Dans ces vers, aux ingrédients d’une nouvelle, Franscisca Gapiripiri semble faire un clin d’œil à ceux qui recourent à la violence comme un moyen de résoudre un problème. Elle ne résout rien. La violence engendre la violence, dit-on. Elle détruit des vies et emporte des êtres chers. C’est l’histoire d’une enfance volée par la guerre. Quelle adulte est-elle aujourd’hui ?

Par Francisca Gapiripiri*

Un bruit indescriptible.
Un déchirement aigu dans le silence et même dans le bruit ambiant des rues de ma ville.
Plus fort, plus angoissant que le son du tambour.
Je ne savais pas comment réagir à un tel bruit.
Un coup d’œil à ma mère et sa tension fut contagieuse.
S’en est suivit une course à pieds. Ma main moite serrée dans celle de mon oncle qui vivait à la maison.
Ma mère portait mon petit frère, D. et la nounou portait l’autre frère, I.
On courrait en zigzaguant derrière les maisons sous l’éclairage providentiel de la lune,
Violant l’intimité de nos voisins.
Comment courir sur une piste inconnue sans faire de bruit ? Je ne sais toujours pas comment on l’a fait.
Nous passons la nuit à courir, à se cacher dans les caniveaux avant de traverser la route.
Au lieu de veiller à une voiture qui traverse à gauche, mon oncle m’apprend à détecter la traçante d’une balle.
J’apprends à ramper pour avancer et rester sous la hauteur des balles.
J’apprends à ne pas ressentir la piqûre des épines de ces plantes de champs dans lesquels on se cache des soldats, de ceux qui tirent et des rebelles.
J’avais cinq ans ce jour d’octobre 1993
J’avais cinq ans et ce fut la fin de mon enfance
J’avais cinq ans et la politique me vola mon père.

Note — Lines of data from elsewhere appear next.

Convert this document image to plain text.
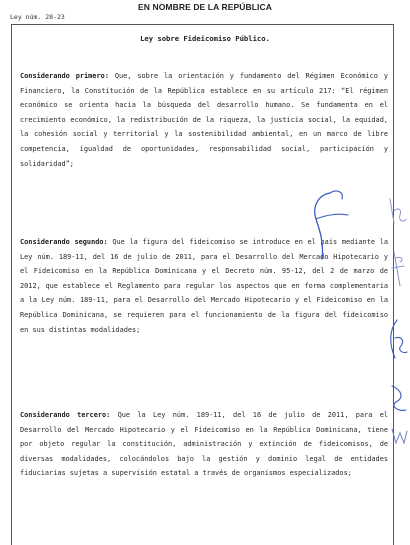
EN NOMBRE DE LA REPÚBLICA
Ley núm. 28-23
Ley sobre Fideicomiso Público.

Considerando primero: Que, sobre la orientación y fundamento del Régimen Económico y Financiero, la Constitución de la República establece en su artículo 217: “El régimen económico se orienta hacia la búsqueda del desarrollo humano. Se fundamenta en el crecimiento económico, la redistribución de la riqueza, la justicia social, la equidad, la cohesión social y territorial y la sostenibilidad ambiental, en un marco de libre competencia, igualdad de oportunidades, responsabilidad social, participación y solidaridad”;

Considerando segundo: Que la figura del fideicomiso se introduce en el país mediante la Ley núm. 189-11, del 16 de julio de 2011, para el Desarrollo del Mercado Hipotecario y el Fideicomiso en la República Dominicana y el Decreto núm. 95-12, del 2 de marzo de 2012, que establece el Reglamento para regular los aspectos que en forma complementaria a la Ley núm. 189-11, para el Desarrollo del Mercado Hipotecario y el Fideicomiso en la República Dominicana, se requieren para el funcionamiento de la figura del fideicomiso en sus distintas modalidades;

Considerando tercero: Que la Ley núm. 189-11, del 16 de julio de 2011, para el Desarrollo del Mercado Hipotecario y el Fideicomiso en la República Dominicana, tiene por objeto regular la constitución, administración y extinción de fideicomisos, de diversas modalidades, colocándolos bajo la gestión y dominio legal de entidades fiduciarias sujetas a supervisión estatal a través de organismos especializados;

Yaga photo enfant de la rue

Un bruit indescriptible,
C’était le tir d’un blindé. Un obus venait de tomber sur le mur vers lequel je courrais me réfugier avec mon oncle et ma tante. N’eut été la lenteur de mon frère pour courir, je me serais prise l’obus ensevelie sous le mur.
Mon oncle me happa de sa main forte et me serra contre le mur porteur de ce qui était la toilette de la maison détruite. Nous attendions ce qui me sembla une éternité. Les yeux écarquillés, le cœur battant la chamade, j’en suis à je ne sais quantième « je vous salue Marie dans ma tête, » attendant que le blindé passe. Il s’arrêta à deux cent mètres de nous sur la route. Peut-être attendaient-ils de voir que nous avions survécu pour finir la tâche.
Pourquoi quelqu’un ne voulait pas que je vive ?
Mais si je mourrais, alors qui prendrait soin de I. ?
Maman me disait que je devais grandir, et aimer mes frères car je serai leur maman quand elle ne sera plus là.
Mais si je ne vis plus, qui sera la maman de I. et de D. ?
La Vierge Marie ? I. n’avait que cinq ans. C’était un bébé, il ne savait pas encore prier.
Après un temps interminable, le blindé repartit. Et nous reprîmes notre route.
J’avais six ans ce jour 1994, sans aucune notion du mois
J’avais six ans, je n’étais plus une enfant
J’avais six ans et la politique s’était emparée de mon père
J’avais six ans, ma mère m’avait déjà appris que c’était interdit de baisser sa jupe ou sa culotte devant un homme.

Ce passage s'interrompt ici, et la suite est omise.